Contra lo que pueda parecer y tendemos a creernos, no estamos en modo alguno acostumbrados a mirar el mundo real. Nuestro acelerado ritmo de vida, las ocupaciones y, sobre todo, nuestro autocentramiento, nos lo alejan. La mirada sencilla y serena, nos lo acerca, nos lo hace presente. 

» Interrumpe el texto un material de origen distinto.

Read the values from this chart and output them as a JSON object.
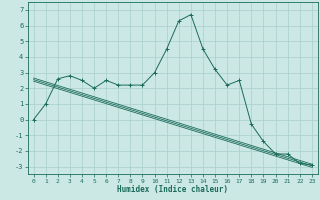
{
  "xlabel": "Humidex (Indice chaleur)",
  "background_color": "#cce8e4",
  "grid_color": "#aacfcc",
  "line_color": "#1a6b5a",
  "xlim": [
    -0.5,
    23.5
  ],
  "ylim": [
    -3.5,
    7.5
  ],
  "xticks": [
    0,
    1,
    2,
    3,
    4,
    5,
    6,
    7,
    8,
    9,
    10,
    11,
    12,
    13,
    14,
    15,
    16,
    17,
    18,
    19,
    20,
    21,
    22,
    23
  ],
  "yticks": [
    -3,
    -2,
    -1,
    0,
    1,
    2,
    3,
    4,
    5,
    6,
    7
  ],
  "main_x": [
    0,
    1,
    2,
    3,
    4,
    5,
    6,
    7,
    8,
    9,
    10,
    11,
    12,
    13,
    14,
    15,
    16,
    17,
    18,
    19,
    20,
    21,
    22,
    23
  ],
  "main_y": [
    0,
    1.0,
    2.6,
    2.8,
    2.5,
    2.0,
    2.5,
    2.2,
    2.2,
    2.2,
    3.0,
    4.5,
    6.3,
    6.7,
    4.5,
    3.2,
    2.2,
    2.5,
    -0.3,
    -1.4,
    -2.2,
    -2.2,
    -2.8,
    -2.9
  ],
  "reg_lines": [
    {
      "x": [
        0,
        23
      ],
      "y": [
        2.65,
        -2.85
      ]
    },
    {
      "x": [
        0,
        23
      ],
      "y": [
        2.55,
        -2.95
      ]
    },
    {
      "x": [
        0,
        23
      ],
      "y": [
        2.45,
        -3.05
      ]
    }
  ],
  "xlabel_fontsize": 5.5,
  "tick_fontsize": 4.5
}
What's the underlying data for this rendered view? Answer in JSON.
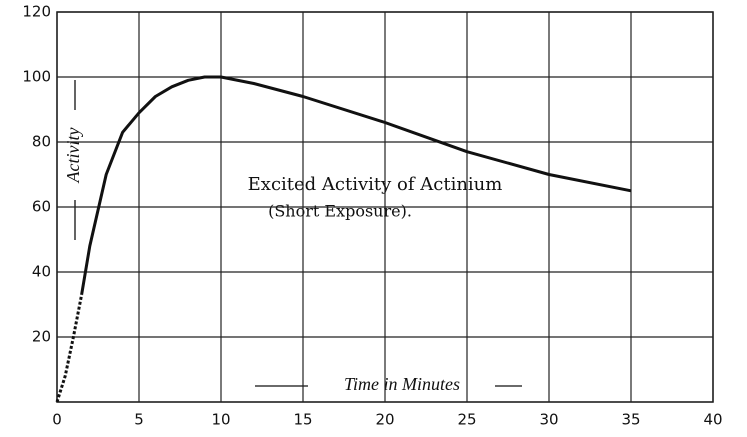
{
  "chart_data": {
    "type": "line",
    "title": "Excited Activity of Actinium",
    "subtitle": "(Short Exposure).",
    "ylabel": "Activity",
    "xlabel": "Time in Minutes",
    "series": [
      {
        "x": [
          0,
          0.5,
          1,
          1.5
        ],
        "values": [
          0,
          8,
          20,
          33
        ],
        "color": "#111111",
        "dashed": true
      },
      {
        "x": [
          1.5,
          2,
          3,
          4,
          5,
          6,
          7,
          8,
          9,
          10,
          12,
          15,
          20,
          25,
          30,
          35
        ],
        "values": [
          33,
          48,
          70,
          83,
          89,
          94,
          97,
          99,
          100,
          100,
          98,
          94,
          86,
          77,
          70,
          65
        ],
        "color": "#111111",
        "dashed": false
      }
    ],
    "xlim": [
      0,
      40
    ],
    "xticks": [
      0,
      5,
      10,
      15,
      20,
      25,
      30,
      35,
      40
    ],
    "ylim": [
      0,
      120
    ],
    "yticks": [
      20,
      40,
      60,
      80,
      100,
      120
    ],
    "grid": true
  }
}
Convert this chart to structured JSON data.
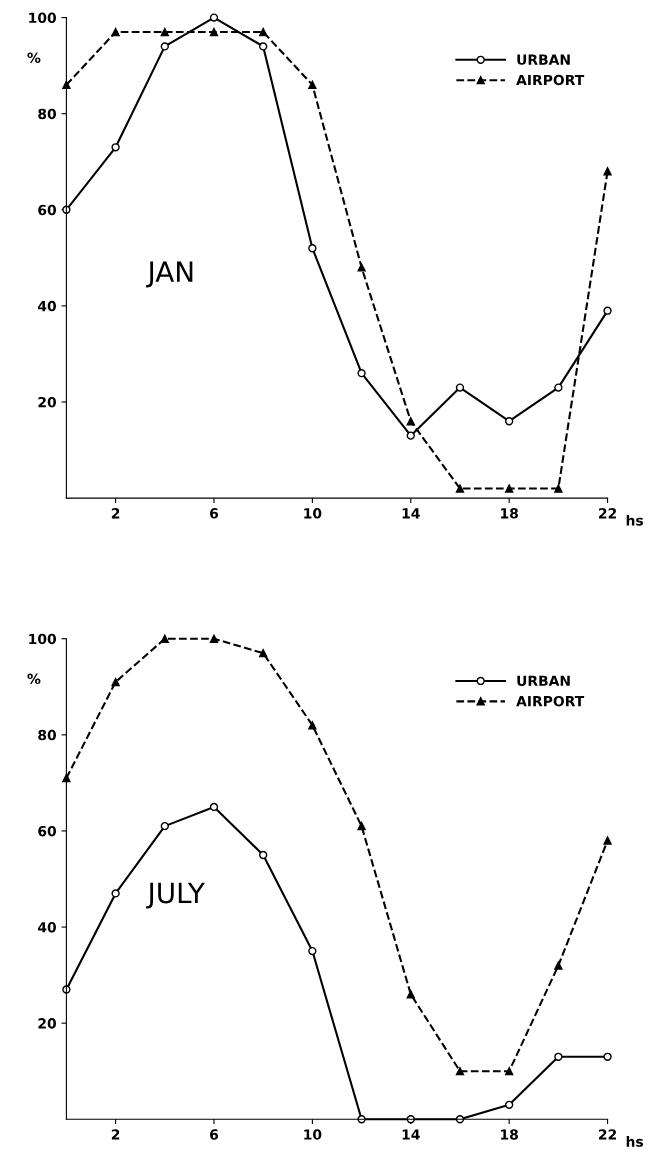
{
  "chart_data": [
    {
      "type": "line",
      "x": [
        0,
        2,
        4,
        6,
        8,
        10,
        12,
        14,
        16,
        18,
        20,
        22
      ],
      "xlabel": "hs",
      "ylabel": "%",
      "annotations": [
        "JAN"
      ],
      "series": [
        {
          "name": "URBAN",
          "color": "#000000",
          "marker": "circle",
          "line_style": "solid",
          "values": [
            60,
            73,
            94,
            100,
            94,
            52,
            26,
            13,
            23,
            16,
            23,
            39
          ]
        },
        {
          "name": "AIRPORT",
          "color": "#000000",
          "marker": "triangle",
          "line_style": "dashed",
          "values": [
            86,
            97,
            97,
            97,
            97,
            86,
            48,
            16,
            2,
            2,
            2,
            68
          ]
        }
      ],
      "xlim": [
        0,
        22
      ],
      "xticks": [
        2,
        6,
        10,
        14,
        18,
        22
      ],
      "ylim": [
        0,
        100
      ],
      "yticks": [
        20,
        40,
        60,
        80,
        100
      ],
      "grid": false,
      "legend": "top right"
    },
    {
      "type": "line",
      "x": [
        0,
        2,
        4,
        6,
        8,
        10,
        12,
        14,
        16,
        18,
        20,
        22
      ],
      "xlabel": "hs",
      "ylabel": "%",
      "annotations": [
        "JULY"
      ],
      "series": [
        {
          "name": "URBAN",
          "color": "#000000",
          "marker": "circle",
          "line_style": "solid",
          "values": [
            27,
            47,
            61,
            65,
            55,
            35,
            0,
            0,
            0,
            3,
            13,
            13
          ]
        },
        {
          "name": "AIRPORT",
          "color": "#000000",
          "marker": "triangle",
          "line_style": "dashed",
          "values": [
            71,
            91,
            100,
            100,
            97,
            82,
            61,
            26,
            10,
            10,
            32,
            58
          ]
        }
      ],
      "xlim": [
        0,
        22
      ],
      "xticks": [
        2,
        6,
        10,
        14,
        18,
        22
      ],
      "ylim": [
        0,
        100
      ],
      "yticks": [
        20,
        40,
        60,
        80,
        100
      ],
      "grid": false,
      "legend": "top right"
    }
  ]
}
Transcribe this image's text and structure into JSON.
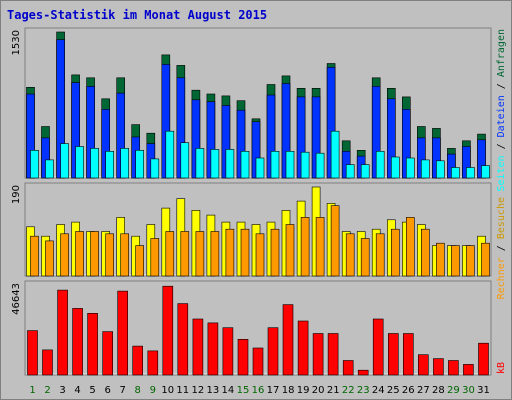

Reconstruyendo una hipotética situación: autocentrado en mí mismo, obsesionado por un proyecto frustrado y por el daño ocasionado a mi prestigio profesional, me encuentro en mi escritorio, ante la ventana abierta. De repente, mi mirada se dirige hacia fuera, atenta al color rojizo del cielo sobre las montañas. Ese color me fascina. Mi atención se ha desplazado. El centro ya no es mi propio ego, la atención está toda ella puesta en ese precioso atardecer. La belleza de la naturaleza, como la belleza del arte, paralizan mi autoconcentración y mi vanidad. No soy yo lo que importa, sino lo que tengo ante mí. El yo, dolido por su dañada vanidad ha desaparecido. En su lugar, un yo atento a la belleza del mundo. Es tan grande y tan infinito…el mundo…y son tan misteriosas y profundas algunas personas que me rodean… Luego, al dejar de prestar atención al cielo, es muy probable que la anterior preocupación sea percibida en su más justa medida. Puede que ya no le dé la misma importancia; es poca comparado con la infinitud del cielo y esa belleza cromática. Y, por supuesto, lo decisivo no son las inimaginables medidas espaciales del cielo; lo mismo podríamos decir si la atención, en lugar del cielo, se hubiera detenido en las lentas curvas de un camino campestre, o en el juego de los niños, o en la silueta de una vieja casa… Lo que sí es decisivo es el distanciamiento de uno con respecto a sí mismo; he ahí la bondad y las virtualidades de la atención.